Cette pièce inaugure la cinquième édition du Jaou Tunis 2018. Ce festival d’art contemporain organisé par la fondation Kamel Lazaar a cette année choisi pour thème les quatre éléments – l’eau, le feu, la terre et l’air – qui fondent la vie et en constituent la texture et la matrice. Pour accueillir les pavillons hébergeant les œuvres, 28 lieux ont été présélectionnés par la fondation. Quatre ont été retenus, non sans hasard : tous partagent le fait d’avoir été délaissés, oubliés ou détournés de leur fonction première. L’ambition est d’ouvrir les yeux des Tunisois sur la richesse de leur patrimoine : « Investir ces lieux, c’est notre façon de faire de l’art horizontalement, pour le public plutôt que pour nos seuls pairs », explique Lina Lazaar qui dirige la fondation du même nom.

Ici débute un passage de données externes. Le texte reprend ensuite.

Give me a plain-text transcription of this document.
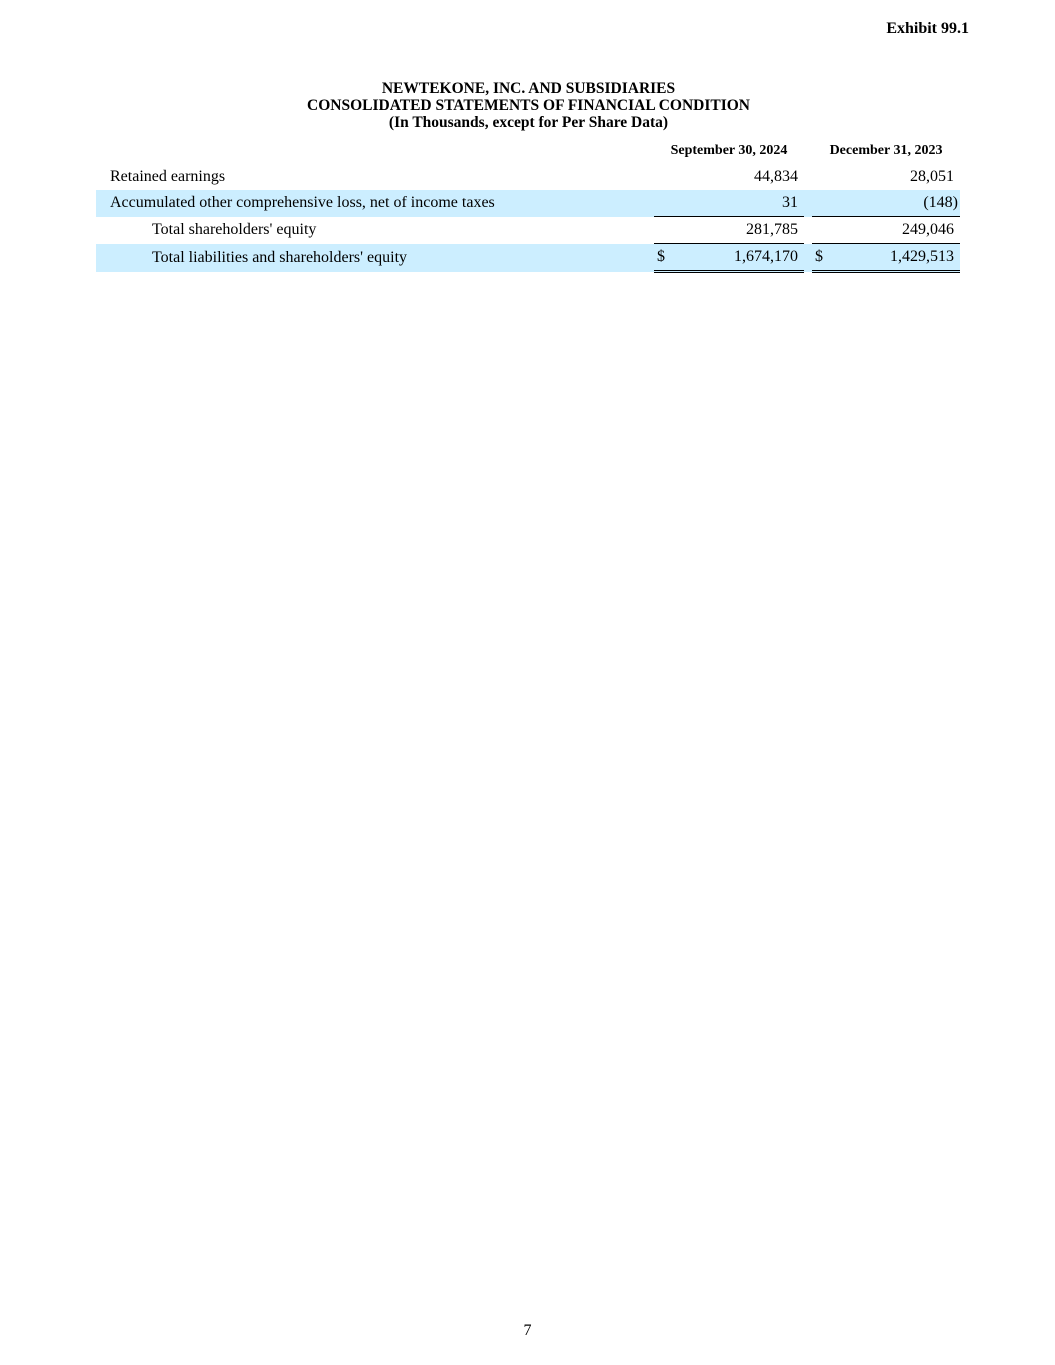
Exhibit 99.1
NEWTEKONE, INC. AND SUBSIDIARIES
CONSOLIDATED STATEMENTS OF FINANCIAL CONDITION
(In Thousands, except for Per Share Data)
		September 30, 2024			December 31, 2023	
Retained earnings			44,834			28,051
Accumulated other comprehensive loss, net of income taxes			31			(148)
Total shareholders' equity			281,785			249,046
Total liabilities and shareholders' equity		$	1,674,170		$	1,429,513
7
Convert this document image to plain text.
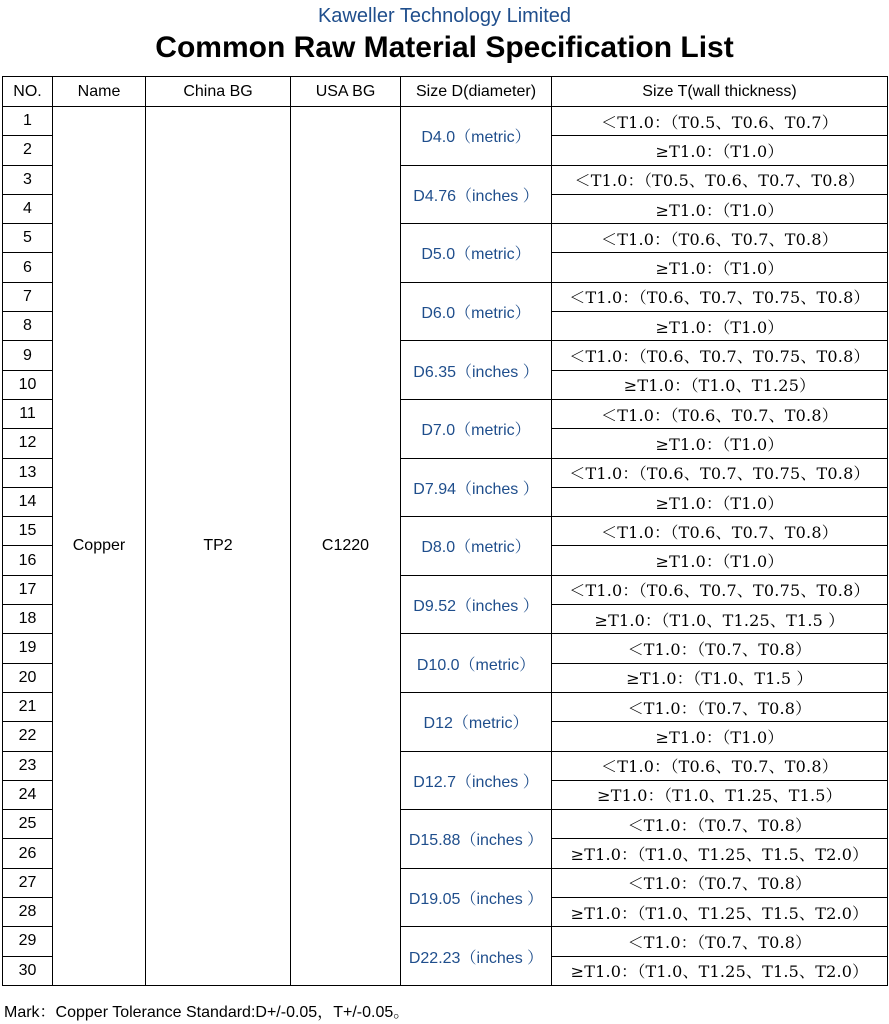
Kaweller Technology Limited
Common Raw Material Specification List
NO.	Name	China BG	USA BG	Size D(diameter)	Size T(wall thickness)
1	Copper	TP2	C1220	D4.0（metric）	＜T1.0：（T0.5、T0.6、T0.7）
2					≥T1.0：（T1.0）
3				D4.76（inches ）	＜T1.0：（T0.5、T0.6、T0.7、T0.8）
4					≥T1.0：（T1.0）
5				D5.0（metric）	＜T1.0：（T0.6、T0.7、T0.8）
6					≥T1.0：（T1.0）
7				D6.0（metric）	＜T1.0：（T0.6、T0.7、T0.75、T0.8）
8					≥T1.0：（T1.0）
9				D6.35（inches ）	＜T1.0：（T0.6、T0.7、T0.75、T0.8）
10					≥T1.0：（T1.0、T1.25）
11				D7.0（metric）	＜T1.0：（T0.6、T0.7、T0.8）
12					≥T1.0：（T1.0）
13				D7.94（inches ）	＜T1.0：（T0.6、T0.7、T0.75、T0.8）
14					≥T1.0：（T1.0）
15				D8.0（metric）	＜T1.0：（T0.6、T0.7、T0.8）
16					≥T1.0：（T1.0）
17				D9.52（inches ）	＜T1.0：（T0.6、T0.7、T0.75、T0.8）
18					≥T1.0：（T1.0、T1.25、T1.5 ）
19				D10.0（metric）	＜T1.0：（T0.7、T0.8）
20					≥T1.0：（T1.0、T1.5 ）
21				D12（metric）	＜T1.0：（T0.7、T0.8）
22					≥T1.0：（T1.0）
23				D12.7（inches ）	＜T1.0：（T0.6、T0.7、T0.8）
24					≥T1.0：（T1.0、T1.25、T1.5）
25				D15.88（inches ）	＜T1.0：（T0.7、T0.8）
26					≥T1.0：（T1.0、T1.25、T1.5、T2.0）
27				D19.05（inches ）	＜T1.0：（T0.7、T0.8）
28					≥T1.0：（T1.0、T1.25、T1.5、T2.0）
29				D22.23（inches ）	＜T1.0：（T0.7、T0.8）
30					≥T1.0：（T1.0、T1.25、T1.5、T2.0）
Mark：Copper Tolerance Standard:D+/-0.05，T+/-0.05。
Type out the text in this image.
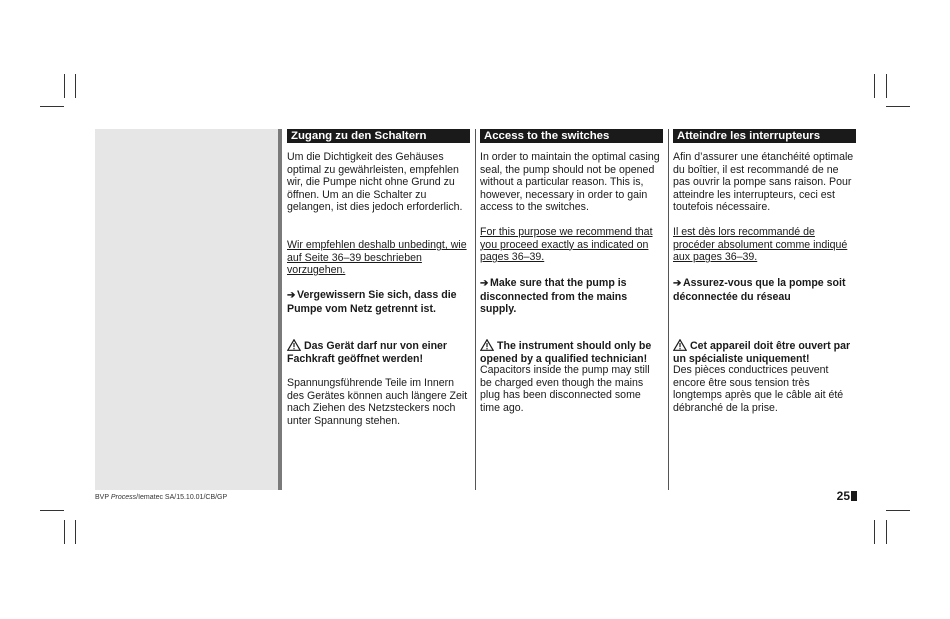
Zugang zu den Schaltern

Um die Dichtigkeit des Gehäuses optimal zu gewährleisten, empfehlen wir, die Pumpe nicht ohne Grund zu öffnen. Um an die Schalter zu gelangen, ist dies jedoch erforderlich.

Wir empfehlen deshalb unbedingt, wie auf Seite 36–39 beschrieben vorzugehen.

➔ Vergewissern Sie sich, dass die Pumpe vom Netz getrennt ist.

Das Gerät darf nur von einer Fachkraft geöffnet werden!

Spannungsführende Teile im Innern des Gerätes können auch längere Zeit nach Ziehen des Netzsteckers noch unter Spannung stehen.

Access to the switches

In order to maintain the optimal casing seal, the pump should not be opened without a particular reason. This is, however, necessary in order to gain access to the switches.

For this purpose we recommend that you proceed exactly as indicated on pages 36–39.

➔ Make sure that the pump is disconnected from the mains supply.

The instrument should only be opened by a qualified technician!

Capacitors inside the pump may still be charged even though the mains plug has been disconnected some time ago.

Atteindre les interrupteurs

Afin d’assurer une étanchéité optimale du boîtier, il est recommandé de ne pas ouvrir la pompe sans raison. Pour atteindre les interrupteurs, ceci est toutefois nécessaire.

Il est dès lors recommandé de procéder absolument comme indiqué aux pages 36–39.

➔ Assurez-vous que la pompe soit déconnectée du réseau

Cet appareil doit être ouvert par un spécialiste uniquement!

Des pièces conductrices peuvent encore être sous tension très longtemps après que le câble ait été débranché de la prise.

BVP Process/Iematec SA/15.10.01/CB/GP	25
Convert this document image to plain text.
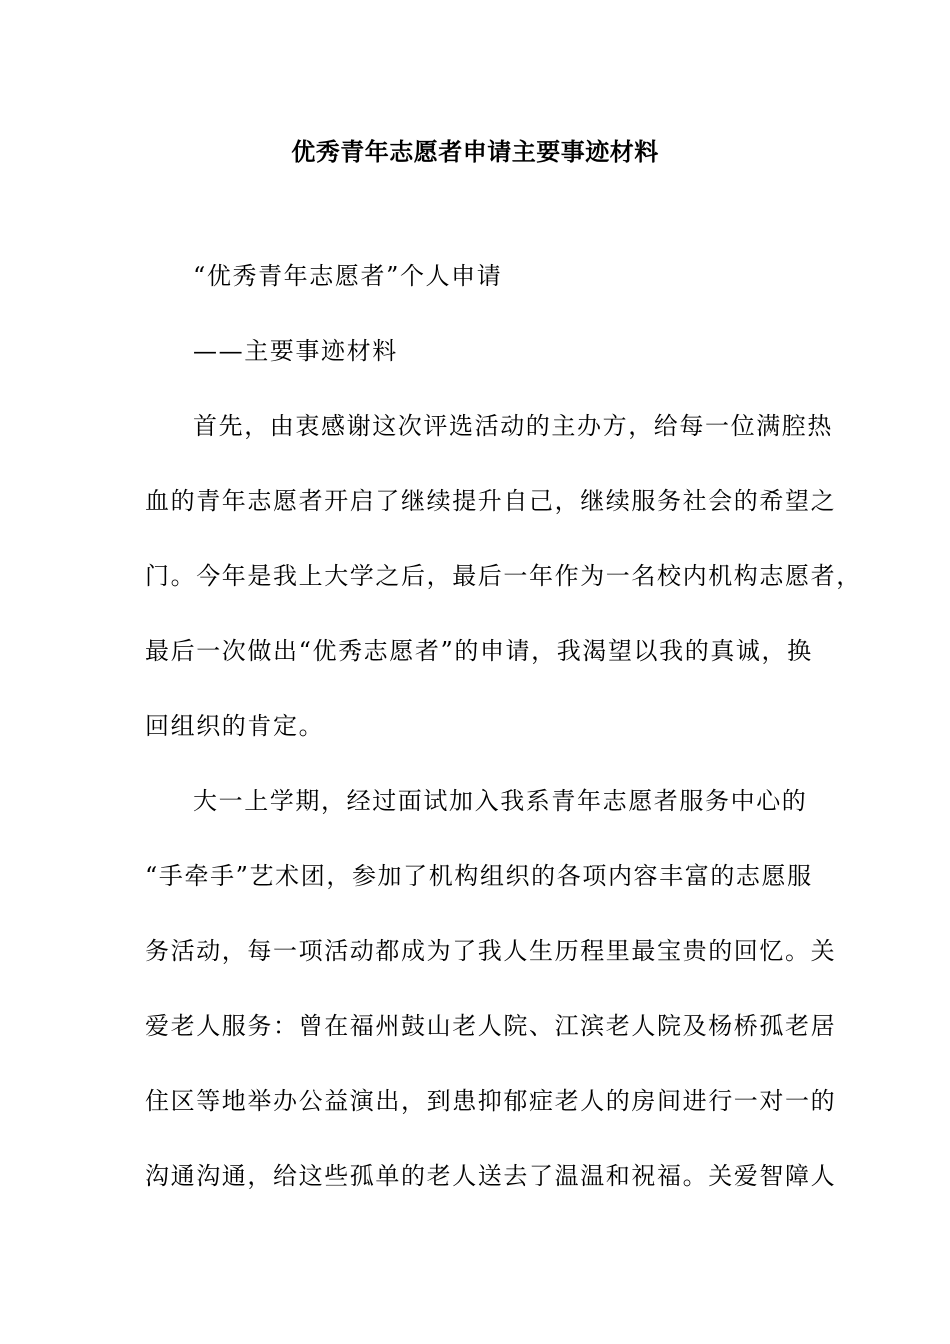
优秀青年志愿者申请主要事迹材料
“优秀青年志愿者”个人申请
——主要事迹材料
首先，由衷感谢这次评选活动的主办方，给每一位满腔热
血的青年志愿者开启了继续提升自己，继续服务社会的希望之
门。今年是我上大学之后，最后一年作为一名校内机构志愿者，
最后一次做出“优秀志愿者”的申请，我渴望以我的真诚，换
回组织的肯定。
大一上学期，经过面试加入我系青年志愿者服务中心的
“手牵手”艺术团，参加了机构组织的各项内容丰富的志愿服
务活动，每一项活动都成为了我人生历程里最宝贵的回忆。关
爱老人服务：曾在福州鼓山老人院、江滨老人院及杨桥孤老居
住区等地举办公益演出，到患抑郁症老人的房间进行一对一的
沟通沟通，给这些孤单的老人送去了温温和祝福。关爱智障人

A ce titre, l’Eglise de l’Aouina, apparaît comme l’un des endroits les plus surprenants, accueillant un ring de boxe en plein cœur de la nef ! Anciennement connue sous le nom d’église Saint-Thérèse-de-l’Enfant-Jésus lorsque le pays était encore sous protectorat français. En 1964, la Tunisie indépendante depuis huit ans signe un modus vivendi avec le Vatican, entraînant la fermeture de l’Eglise. Le bâtiment aurait pu tomber dans l’oubli s’il n’avait pas été récupéré par la Garde nationale qui y entraîne encore, chaque jour, des jeunes filles et garçons pour en faire de petits champions.
A l’occasion de Jaou, l’Eglise de l’Aouina accueille le Pavillon de l’Eau (« Mé » en arabe), sous le commissariat de Myriam Ben Salah. Formée en France, la jeune curatrice y propose des œuvres audacieuses, dont la très jolie série photo des jeunes membres du club de boxe, réalisée par la libanaise Ayla Hibri ou cette monumentale sculpture du Franco-tunisinen Alex Ayed, exposée à la galerie Balice Hertling à Paris. « Les artistes tunisiens ont eu besoin de voir ce qu’il se faisait ailleurs, avance Myriam Ben Salah. Mais, après la chute de Ben Ali en 2011, un sentiment de liberté d’expression aussi spontané que chaotique a été insufflé. Il reste en Tunisie beaucoup de choses à faire au niveau de la scène artistique mais ceux qui sont ici ont une extraordinaire force d’accomplir. »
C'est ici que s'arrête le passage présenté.